Gedankenexperimente sind beliebte Tools von Philosophen. Oft sagt man ihnen nach, dass sie unrealistische Situationen darstellen, dass sie absurd seien, dass sie uns in Situationen zwängen, die niemals in der Realität auftreten.

Aber das ist an sich gar nicht schlimm, im Gegenteil, es geht ja darum, uns perplex zu machen, damit wir nicht in irgendwelche Gewohnheiten zurückfallen. Und es geht vor allem darum, unsere moralischen Intuitionen zu testen.

Denn wir alle haben schließlich solche Intuitionen. Es scheint z.B. gerechtfertigt, eine Person zu opfern, um fünf Leben zu retten. Wenn man das Experiment aber etwas umformuliert, sieht die Sache anders aus.

Es gibt keine allgemeine moralischen Prinzipien

Stellen Sie sich vor, Sie sind Arzt und haben fünf Patienten, die sehr dringend verschiedene Organe benötigen. Der eine eine Leber, der andere eine Niere, usw. Wenn die Transplantation nicht bald erfolgt, müssen diese Menschen sterben. Wäre es gerechtfertigt, einer kerngesunden Person die Organe zu entnehmen, um fünf andere zu retten?

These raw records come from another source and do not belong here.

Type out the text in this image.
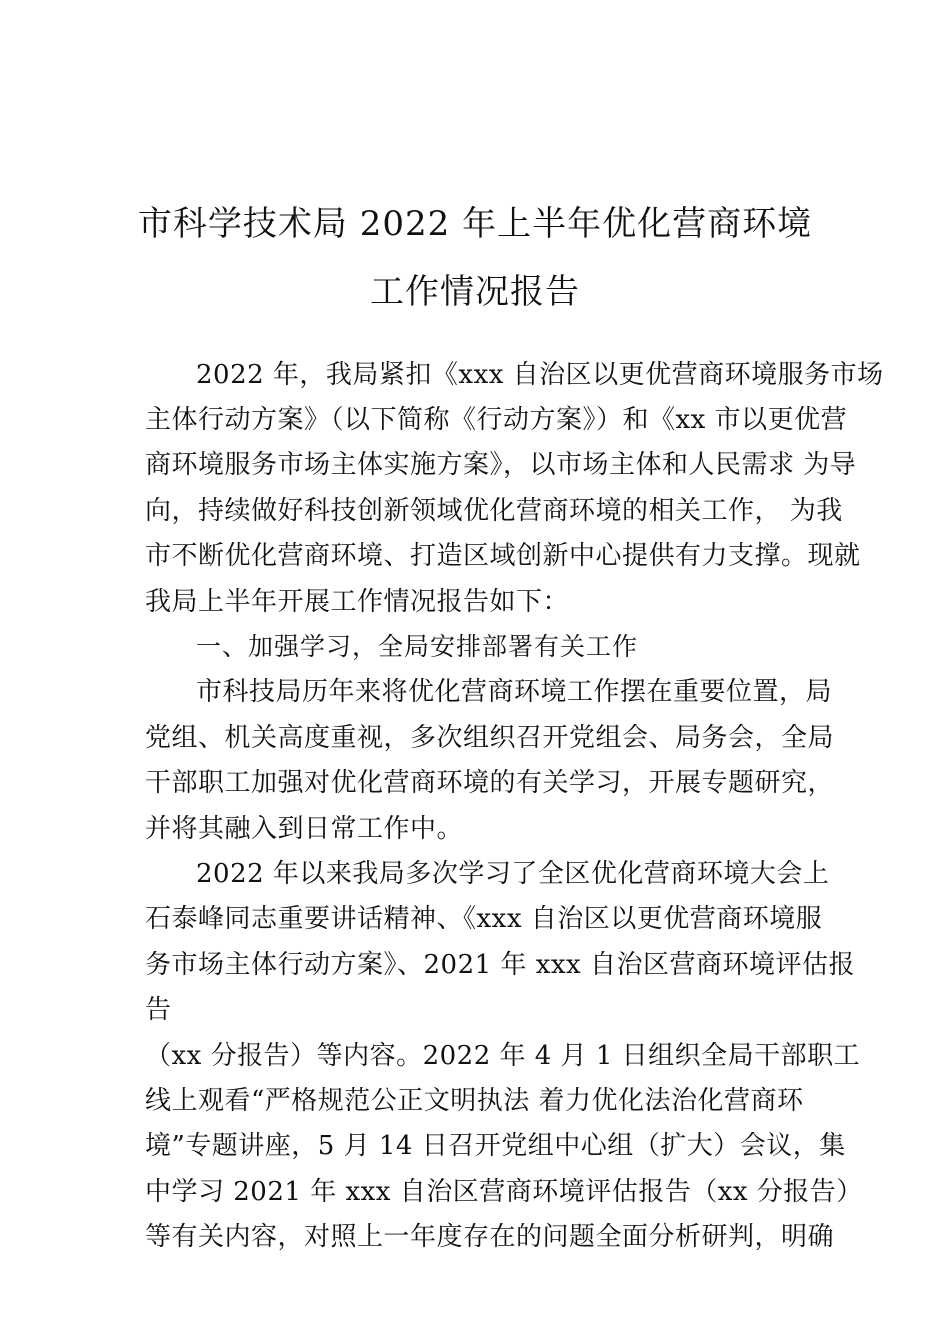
市科学技术局 2022 年上半年优化营商环境
工作情况报告
2022 年，我局紧扣《xxx 自治区以更优营商环境服务市场
主体行动方案》（以下简称《行动方案》）和《xx 市以更优营
商环境服务市场主体实施方案》，以市场主体和人民需求 为导
向，持续做好科技创新领域优化营商环境的相关工作， 为我
市不断优化营商环境、打造区域创新中心提供有力支撑。现就
我局上半年开展工作情况报告如下：
一、加强学习，全局安排部署有关工作
市科技局历年来将优化营商环境工作摆在重要位置，局
党组、机关高度重视，多次组织召开党组会、局务会，全局
干部职工加强对优化营商环境的有关学习，开展专题研究，
并将其融入到日常工作中。
2022 年以来我局多次学习了全区优化营商环境大会上
石泰峰同志重要讲话精神、《xxx 自治区以更优营商环境服
务市场主体行动方案》、2021 年 xxx 自治区营商环境评估报
告
（xx 分报告）等内容。2022 年 4 月 1 日组织全局干部职工
线上观看“严格规范公正文明执法 着力优化法治化营商环
境”专题讲座，5 月 14 日召开党组中心组（扩大）会议，集
中学习 2021 年 xxx 自治区营商环境评估报告（xx 分报告）
等有关内容，对照上一年度存在的问题全面分析研判，明确
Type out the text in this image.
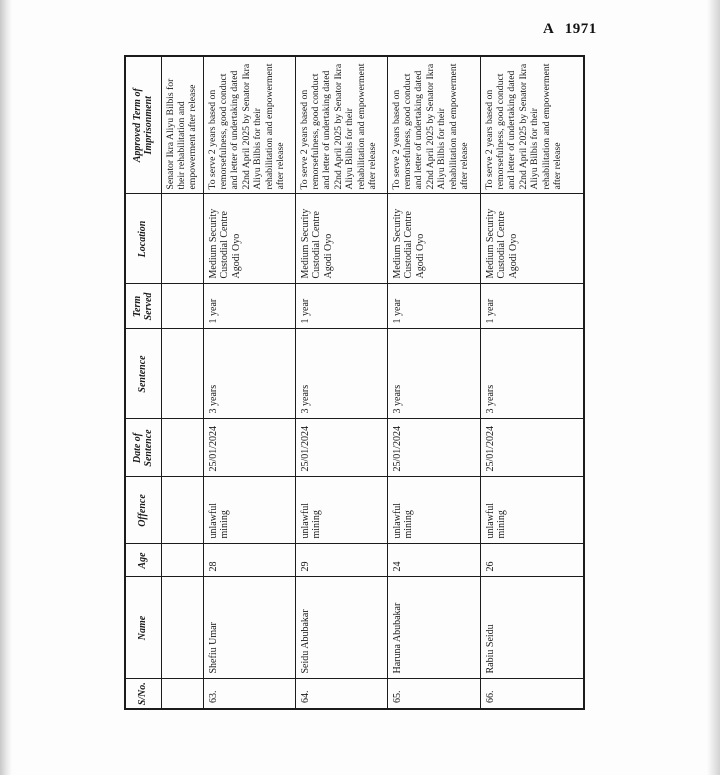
A 1971
S/No.	Name	Age	Offence	Date of Sentence	Sentence	Term Served	Location	Approved Term of Imprisonment
								Senator Ikra Aliyu Bilbis for their rehabilitation and empowerment after release
63.	Shefiu Umar	28	unlawful mining	25/01/2024	3 years	1 year	Medium Security Custodial Centre Agodi Oyo	To serve 2 years based on remorsefulness, good conduct and letter of undertaking dated 22nd April 2025 by Senator Ikra Aliyu Bilbis for their rehabilitation and empowerment after release
64.	Seidu Abubakar	29	unlawful mining	25/01/2024	3 years	1 year	Medium Security Custodial Centre Agodi Oyo	To serve 2 years based on remorsefulness, good conduct and letter of undertaking dated 22nd April 2025 by Senator Ikra Aliyu Bilbis for their rehabilitation and empowerment after release
65.	Haruna Abubakar	24	unlawful mining	25/01/2024	3 years	1 year	Medium Security Custodial Centre Agodi Oyo	To serve 2 years based on remorsefulness, good conduct and letter of undertaking dated 22nd April 2025 by Senator Ikra Aliyu Bilbis for their rehabilitation and empowerment after release
66.	Rabiu Seidu	26	unlawful mining	25/01/2024	3 years	1 year	Medium Security Custodial Centre Agodi Oyo	To serve 2 years based on remorsefulness, good conduct and letter of undertaking dated 22nd April 2025 by Senator Ikra Aliyu Bilbis for their rehabilitation and empowerment after release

Unsere Intuitionen schwanken je nach Setting. Deshalb ist es auch sehr schwer, allgemeine moralische Prinzipien zu entwerfen. Und es ist noch viel schwerer, eine moralische Theorie zu finden, die alle Fälle abdeckt und in allen Fällen Guidelines vorgibt, die sich mit unseren Intuitionen decken (oder diesen zumindest nicht grob widersprechen).

Manchmal folgen wir eben unseren Intuitionen, manchmal handeln wir nach erlernten Prinzipien, wir sind - alles in allem - recht flexibel in Sachen Moralität. Man sollte sich deshalb auch vor den denen hüten, die glauben, ein universales Prinzip gefunden zu haben, eine Maxime oder ein Set von Regeln, die unser Handeln in allen Situationen in die richtige Richtung lenken.

Dieser Meinung war zumindest der französische Philosoph Ruwen Ogien der gestern vor fünf Jahren verstarb - und den wir in der Covid-Krise schmerzlich vermisst haben. Ogien war ein Hauptvertreter der sogenannten minimalen Ethik.

Die drei Prinzipien der minimalen Ethik

Bei der minimalen Ethik gibt es noch einige Prinzipien, sonst wäre es keine Ethik mehr, aber halt sehr wenige, nämlich ganz genau drei.

  1. Erstens die Neutralität gegenüber verschiedenen Definitionen dessen, was gut ist. Denn was gut ist darf nicht verwechselt werden mit dem, was gerecht ist.
  2. Zweitens: das Prinzip, demzufolge man es vermeiden soll, anderen Menschen Schaden zuzufügen.
  3. Und drittens die Forderung, den Stimmen und den Interessen der anderen den gleichen Wert zuzumessen, wie den eigenen.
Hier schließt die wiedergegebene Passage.